Both Ronnie Green, who died from the gunshot wounds, and Nathaniel Abraham, his alleged killer, are victims of the profit system. So are Gloria Abraham and millions of others in the US, and hundreds of millions around the world. They are condemned to live under impossible conditions. Those who break under those conditions—due to the particular harshness of their lives or their particular emotional vulnerability—and commit some anti-social act are then pounced upon and savagely punished. Such is the state of social relations in America.
The trial of Nathaniel Abraham is not an isolated act of brutality. Executions are now commonplace in the US—of women, immigrants, mentally disturbed people. Prosecutors vie with one another to obtain the most punitive and vindictive sentences. The watchwords are: “Lock ‘em up and throw away the key!” and “Three strikes and you’re out!” And so, America’s prisons continue to fill up, and new ones are built, as the “success” of American capitalism finds its expression in the highest rate of incarceration of any major industrialized country in the world.
On a world scale, the profit system, after a few decades when it could afford to modestly ameliorate conditions, is reverting to its pure and undiluted state—naked class oppression. Social inequality is once again more or less openly defended: the rich are the elite of society, everyone else—human rubbish.
This state of affairs has to be justified ideologically. The intellectual conclusions drawn by the most insightful thinkers of the past several centuries—Rousseau, Marx, Freud and others—have come under systematic attack. Editorialists today sound a recurring theme: man is essentially a fallen creature, incapable of perfecting his society or himself.
The glaring level of social inequality is leading society inexorably to a crisis, with potentially revolutionary implications. From the point of view of the ruling class, everything must be done to pollute and degrade society and consciousness, to encourage selfishness and indifference to suffering. Violent repression will be necessary to defend the profit system. Popular thinking must become inured to the most dreadful acts, carried out in the “interest of society.” After all, if you can with impunity lock up a child, perhaps execute him, what can’t you get away with?
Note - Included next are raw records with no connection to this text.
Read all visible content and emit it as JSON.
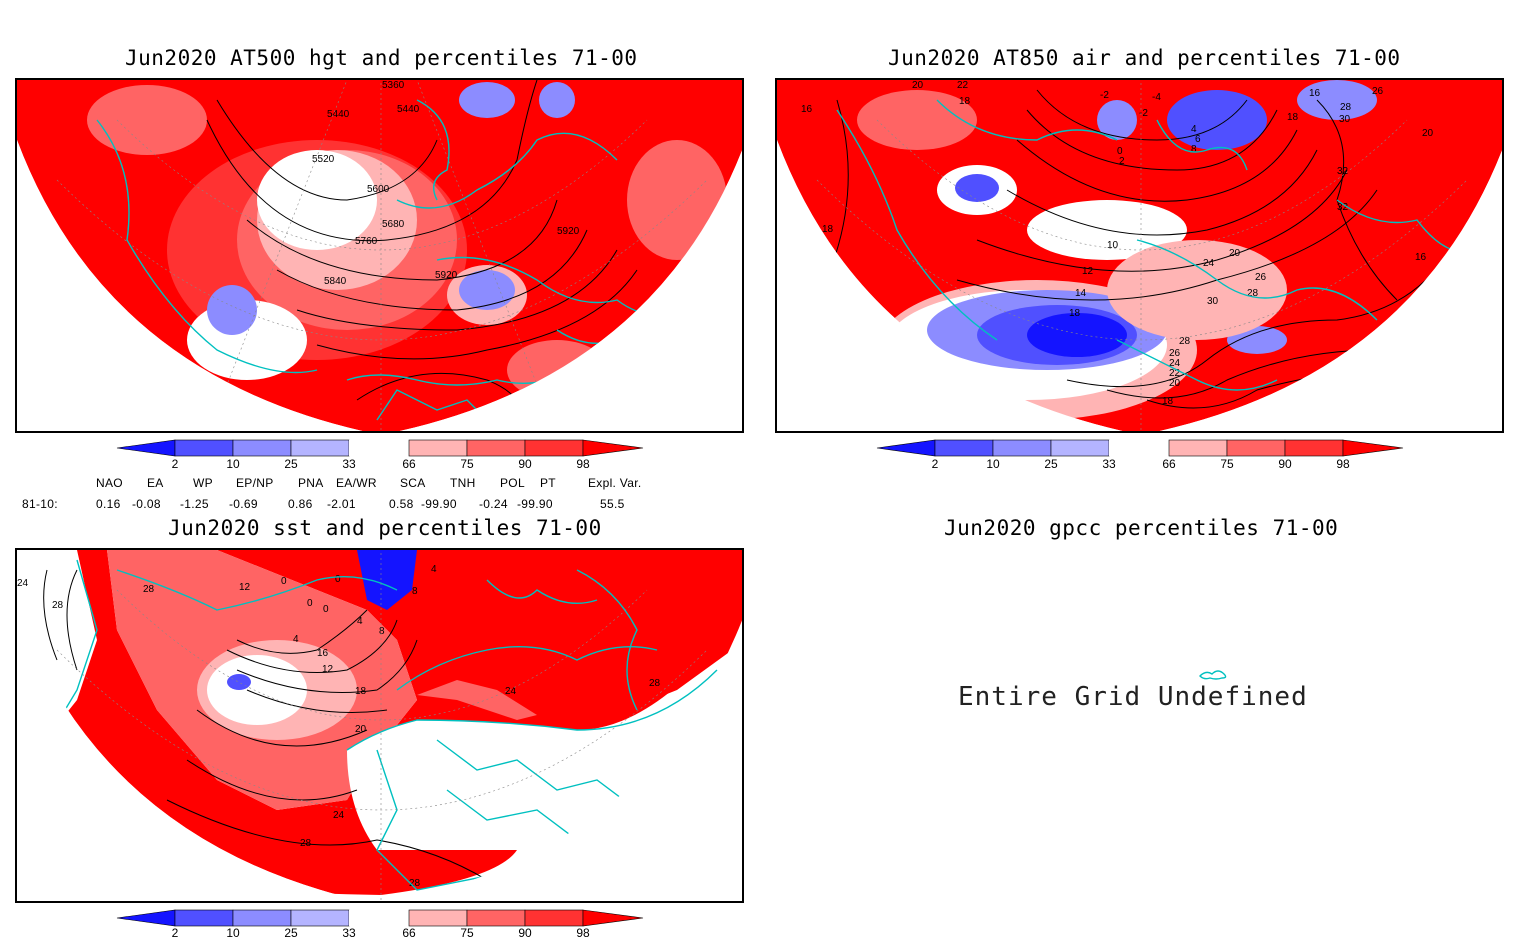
{
  "panels": {
    "hgt": {
      "title": "Jun2020 AT500 hgt and percentiles 71-00",
      "contour_labels": [
        "5360",
        "5440",
        "5440",
        "5520",
        "5600",
        "5680",
        "5760",
        "5840",
        "5920",
        "5920"
      ]
    },
    "air": {
      "title": "Jun2020 AT850 air and percentiles 71-00",
      "contour_labels": [
        "20",
        "22",
        "18",
        "16",
        "-2",
        "-4",
        "-2",
        "16",
        "26",
        "28",
        "18",
        "30",
        "4",
        "6",
        "8",
        "0",
        "2",
        "20",
        "32",
        "32",
        "18",
        "10",
        "12",
        "14",
        "20",
        "24",
        "26",
        "28",
        "30",
        "18",
        "28",
        "26",
        "24",
        "22",
        "20",
        "16",
        "16",
        "18",
        "18"
      ]
    },
    "sst": {
      "title": "Jun2020 sst and percentiles 71-00",
      "contour_labels": [
        "24",
        "28",
        "28",
        "12",
        "0",
        "0",
        "0",
        "4",
        "8",
        "4",
        "0",
        "4",
        "8",
        "12",
        "16",
        "18",
        "20",
        "24",
        "24",
        "28",
        "28",
        "28",
        "12",
        "24"
      ]
    },
    "gpcc": {
      "title": "Jun2020 gpcc percentiles 71-00",
      "message": "Entire Grid Undefined"
    }
  },
  "colorbar": {
    "levels": [
      "2",
      "10",
      "25",
      "33",
      "66",
      "75",
      "90",
      "98"
    ],
    "colors": [
      "#1414ff",
      "#5050ff",
      "#8c8cff",
      "#b4b4ff",
      "#ffffff",
      "#ffb4b4",
      "#ff6464",
      "#ff3232",
      "#ff0000"
    ]
  },
  "teleconnections": {
    "headers": [
      "NAO",
      "EA",
      "WP",
      "EP/NP",
      "PNA",
      "EA/WR",
      "SCA",
      "TNH",
      "POL",
      "PT",
      "Expl. Var."
    ],
    "row_label": "81-10:",
    "values": [
      "0.16",
      "-0.08",
      "-1.25",
      "-0.69",
      "0.86",
      "-2.01",
      "0.58",
      "-99.90",
      "-0.24",
      "-99.90",
      "55.5"
    ]
  }
}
Is there madness and irrationality in this official bloodlust? Yes there is, but there is also a rational kernel. This system has no answers to the social crisis and the alienation and despair that inevitably accompany it. The politicians and media spokesmen are intellectually and morally at sea. They lash out, recklessly and brutally. But they have nothing to offer except the building of prisons and execution chambers.
It is crucial that working people begin to see through the law-and-order demagogy and grasp its real implications. Few people are enthusiastic about the death penalty or imprisoning children, but many are politically confused and disoriented. They don’t as yet see any way of overcoming such social evils as crime, drug abuse, etc., in part because they don’t recognize that these phenomena are symptoms of a diseased social order, in part because they don’t understand the social and historical forces that create the conditions to put an end to this failed system and establish a genuinely humane society.
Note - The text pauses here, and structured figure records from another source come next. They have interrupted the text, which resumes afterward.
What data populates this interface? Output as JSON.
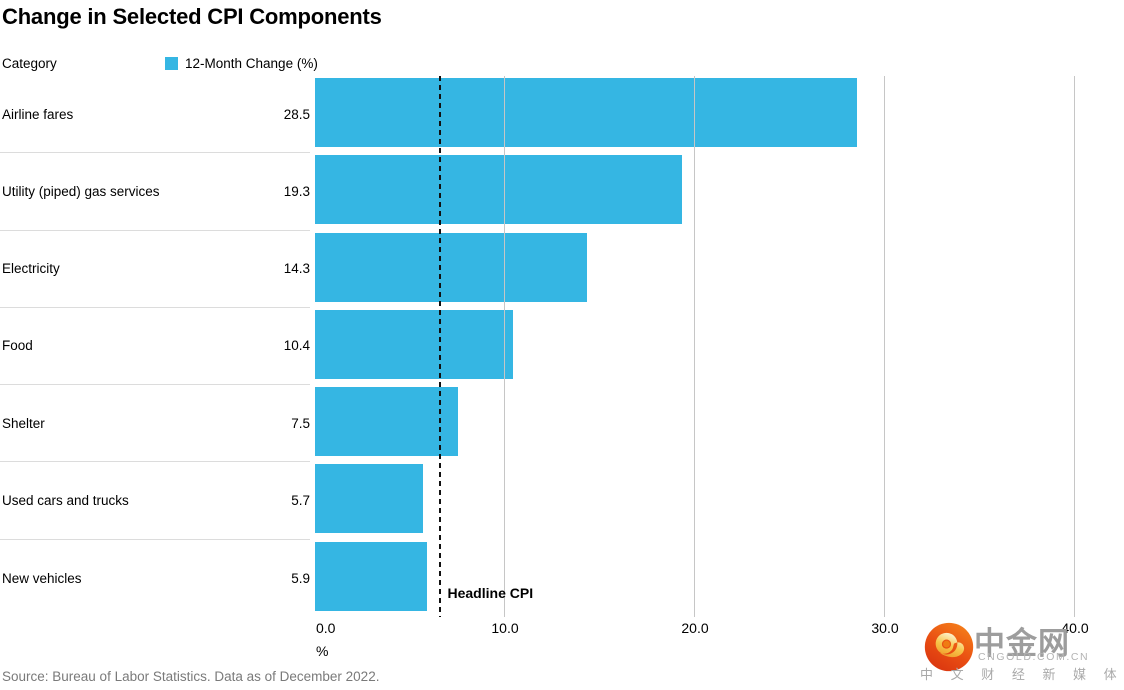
{
  "title": "Change in Selected CPI Components",
  "columns": {
    "category_label": "Category"
  },
  "legend": {
    "label": "12-Month Change (%)"
  },
  "chart_data": {
    "type": "bar",
    "orientation": "horizontal",
    "title": "Change in Selected CPI Components",
    "series_name": "12-Month Change (%)",
    "categories": [
      "Airline fares",
      "Utility (piped) gas services",
      "Electricity",
      "Food",
      "Shelter",
      "Used cars and trucks",
      "New vehicles"
    ],
    "values": [
      28.5,
      19.3,
      14.3,
      10.4,
      7.5,
      5.7,
      5.9
    ],
    "xlabel": "%",
    "xlim": [
      0,
      40
    ],
    "xticks": [
      "0.0",
      "10.0",
      "20.0",
      "30.0",
      "40.0"
    ],
    "xtick_values": [
      0,
      10,
      20,
      30,
      40
    ],
    "grid": true,
    "legend_position": "top",
    "reference_line": {
      "label": "Headline CPI",
      "value": 6.5,
      "style": "dashed"
    }
  },
  "source": "Source: Bureau of Labor Statistics. Data as of December 2022.",
  "watermark": {
    "name_zh": "中金网",
    "domain": "CNGOLD.COM.CN",
    "tagline_zh": "中 文 财 经 新 媒 体"
  },
  "colors": {
    "bar": "#35b6e3",
    "grid": "#c6c6c6",
    "separator": "#dcdcdc",
    "reference_line": "#111111",
    "source_text": "#7a7a7a",
    "watermark_text": "#9d9d9d",
    "logo_orange": "#e94e12",
    "logo_gold": "#f7c64a"
  }
}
This makes even working people, themselves the victims of class exploitation, ideologically vulnerable. “Something must be done!” people say. “Terrible things are going on.”
Yes, something must be done. The Nathaniel Abraham case, in our view, is an indictment of capitalist society. The “something” that history calls out for is the abolition of this system and all forms of class privilege and oppression, and the establishment of a new society based on social equality. The working class is the social force that can, and must, carry out this task.